Piala dunia Qatar 2022 sulit diprediksi. Tadi malam, Messi dan kawan-kawan mengangkat trofi bergengsi setelah menggilas habis Prancis dengan drama adu penalti. Kendatipun sesungguhnya Argentina kesulitan menghadapi Prancis lantaran sempat mengimbangi melalui hattrik gol Mbappe.
Sekali lagi, Piala Dunia tahun ini sulit diprediksi. Sebelumnya, banyak penggila bola dikagetkan tatkala Portugal tumbang di hadapan kesebelasan Maroko, yang kini menjadi tim primadona di dunia muslim khususnya, dan akhirnya Maroko dipaksa tunduk oleh Kroasia dengan skor 1-2.
Dari dua pertandingan Maroko yang memiliki performa cukup bagus walau hasilnya berbeda (menang melawan Portugal dan kalah melawan Kroasia) nyatanya tetap banyak mengundang perhatian para pengamat sepak bola sesuai perspektif masing-masing.
Termasuk Kiai Afifuddin Muhajir yang identik dengan ushul fikih, turut melontarkan opininya. Sudah barang tentu, ilmu usul fiqh yang sangat dikuasai itu menjadi tangga analisisnya. Memang, sekilas Ushul Fiqh sebagai rumpun ilmu keislaman yang fundamen itu seolah tiada relevansi sedikit pun dengan sepak bola.
Akan tetapi, Kiai Afifuddin berseloroh, “Dengan Portugal Maroko menang, dengan Kroasia mereka kalah. Di sini tidak bisa kita katakan dengan menggunakan Qiyas aulawi: dengan Maroko saja Portugal kalah, apalagi dengan Kroasia?” tandas Kiai Afifuddin Muhajir sebagaimana di ulas di unggahan Facobook pribadinya.
Qiyas Aulawi, sebagaimana yang tak bisa direalisasikan dalam memandang realitas pertandingan sepak bola antara Maroko vs Portugal dan Maroko vs Kroasia, merupakan suatu konsep usul fikih secara khusus atau dan secara umum merupakan refren/nau dalil sakunder dalam hukum Islam, Qiyas selain Alquran, Sunah, dan ijma’.
Ulama usul fikih mendefinisikan Qiyas adalah menganalogikan kasus yang tidak memiliki payung hukum dengan kasus yang memiliki payung hukum lantaran memiliki kesamaan sifat yang lebih dikenal dengan illat (reason). Dari sudut pandang kekuatan illat hukumnya qiyas diklasifikasi menjadi tiga macam; qiyas aulawi, musawi dan adna. Syekh Zakariya al-Anshari mengemukakan pengertian qiyas aulawi sebagai analogi yang reason nya meniscayakan ada hukum pada kasus cabang dan kekuatan hukumnya lebih kuat ketimbang hukum asal.

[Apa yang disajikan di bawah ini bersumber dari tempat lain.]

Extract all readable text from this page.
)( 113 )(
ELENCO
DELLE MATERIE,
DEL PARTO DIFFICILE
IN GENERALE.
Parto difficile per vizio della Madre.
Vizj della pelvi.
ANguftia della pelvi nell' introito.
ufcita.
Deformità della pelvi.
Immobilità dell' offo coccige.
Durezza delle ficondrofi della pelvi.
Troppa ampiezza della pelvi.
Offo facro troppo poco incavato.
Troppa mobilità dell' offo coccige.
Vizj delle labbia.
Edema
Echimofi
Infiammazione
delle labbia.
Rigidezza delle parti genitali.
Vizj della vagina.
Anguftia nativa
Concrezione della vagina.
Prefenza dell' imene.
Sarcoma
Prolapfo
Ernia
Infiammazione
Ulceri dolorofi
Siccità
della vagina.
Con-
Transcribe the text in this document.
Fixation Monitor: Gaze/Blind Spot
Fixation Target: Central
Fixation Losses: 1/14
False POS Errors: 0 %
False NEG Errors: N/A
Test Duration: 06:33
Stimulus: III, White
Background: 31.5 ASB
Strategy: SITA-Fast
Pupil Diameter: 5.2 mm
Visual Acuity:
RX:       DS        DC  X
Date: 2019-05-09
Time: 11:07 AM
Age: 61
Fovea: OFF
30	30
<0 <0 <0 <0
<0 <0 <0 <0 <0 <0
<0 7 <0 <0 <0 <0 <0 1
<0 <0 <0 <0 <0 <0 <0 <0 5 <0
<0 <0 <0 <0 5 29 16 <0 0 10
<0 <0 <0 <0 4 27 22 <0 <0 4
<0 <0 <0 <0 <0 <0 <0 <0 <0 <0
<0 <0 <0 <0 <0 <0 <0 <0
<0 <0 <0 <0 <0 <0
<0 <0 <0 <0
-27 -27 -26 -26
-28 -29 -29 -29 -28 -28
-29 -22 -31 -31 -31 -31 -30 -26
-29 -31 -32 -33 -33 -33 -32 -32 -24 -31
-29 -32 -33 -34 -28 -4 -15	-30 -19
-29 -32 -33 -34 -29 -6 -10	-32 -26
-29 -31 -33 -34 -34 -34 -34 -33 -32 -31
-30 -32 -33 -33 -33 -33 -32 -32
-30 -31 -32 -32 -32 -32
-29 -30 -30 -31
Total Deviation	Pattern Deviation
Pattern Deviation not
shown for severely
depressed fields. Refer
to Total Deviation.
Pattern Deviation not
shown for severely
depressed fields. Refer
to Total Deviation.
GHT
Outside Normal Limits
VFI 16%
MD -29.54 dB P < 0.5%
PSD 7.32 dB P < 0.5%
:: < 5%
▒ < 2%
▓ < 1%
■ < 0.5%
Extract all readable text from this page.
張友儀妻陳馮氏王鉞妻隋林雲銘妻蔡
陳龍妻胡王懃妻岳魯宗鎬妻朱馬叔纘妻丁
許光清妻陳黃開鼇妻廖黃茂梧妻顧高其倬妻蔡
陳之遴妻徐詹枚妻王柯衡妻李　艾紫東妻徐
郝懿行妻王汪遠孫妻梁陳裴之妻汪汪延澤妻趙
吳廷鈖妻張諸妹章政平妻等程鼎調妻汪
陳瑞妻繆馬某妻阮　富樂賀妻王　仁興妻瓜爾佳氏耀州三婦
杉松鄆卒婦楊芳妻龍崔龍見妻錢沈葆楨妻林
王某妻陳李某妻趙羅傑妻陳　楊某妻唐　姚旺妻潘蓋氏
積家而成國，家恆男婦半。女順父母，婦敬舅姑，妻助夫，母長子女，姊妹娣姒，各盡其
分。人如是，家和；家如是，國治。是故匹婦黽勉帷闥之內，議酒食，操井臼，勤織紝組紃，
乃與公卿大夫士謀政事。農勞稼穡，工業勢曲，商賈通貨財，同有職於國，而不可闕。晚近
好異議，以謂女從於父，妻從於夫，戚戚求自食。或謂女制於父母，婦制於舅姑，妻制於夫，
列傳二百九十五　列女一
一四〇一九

Jika qiyas aulawi diaplikasikan pada kasus Maroko vs Kroasia dan Maroko vs Portugal, maka dapat disimpulkan bahwa Portugal pasti akan kalah melawan Kroasia. Sebab, Portugal kalah melawan Maroko dan Maroko kalah melawan Kroasia. Demikian pula, Spanyol dipastikan takluk di hadapan Kroasia sebab Spanyol sudah ditelanjangi oleh Maroko sementara Kroasia menang melawan Maroko.
Akan tetapi, konsep ini tidak bisa diterapkan dalam kasus sepak bola lantaran, pertama, bola itu bundar sehingga pesepak bola memiliki ruang sama-sama mungkin untuk menang bagi setiap tim dan tentu kemungkinan menangnya bagi tiap tim tidak sama. Misalnya, tadi malam pertandingan antara Prancis melawan Argentina sama-sama mungkin untuk menang dan juara akan tetapi kemungkinan menangnya tidak sama, begitu pun pertandingan-pertandingan sepak bola lainnya.
Alasan kedua, andaikan qiyas Aulawi bisa diterapkan dalam pertandingan bola dan secara spesifik di pertandingan Maroko, maka akan memunculkan postulat yang lebih ngawur lagi, yaitu Timnas Indonesia dipastikan menang melawan Portugal dan Spanyol.
Sebab, Maroko pernah takluk kala berhadapan dengan Timnas Indonesia dengan skor tipis 1-0 sebagaimana diwartakan oleh Kompas.com pada tahun 2013 lalu. Tak mengherankan ketika Spanyol dikalahkan oleh Maroko banyak opini yang bersliweran disuruh belajar ke Timnas Indonesia sebab Indonesia pernah membekuk Maroko 1-0 melalui kaki Fandi Eko Utomo. Misalnya pernah diulas Suara.com baru-baru ini.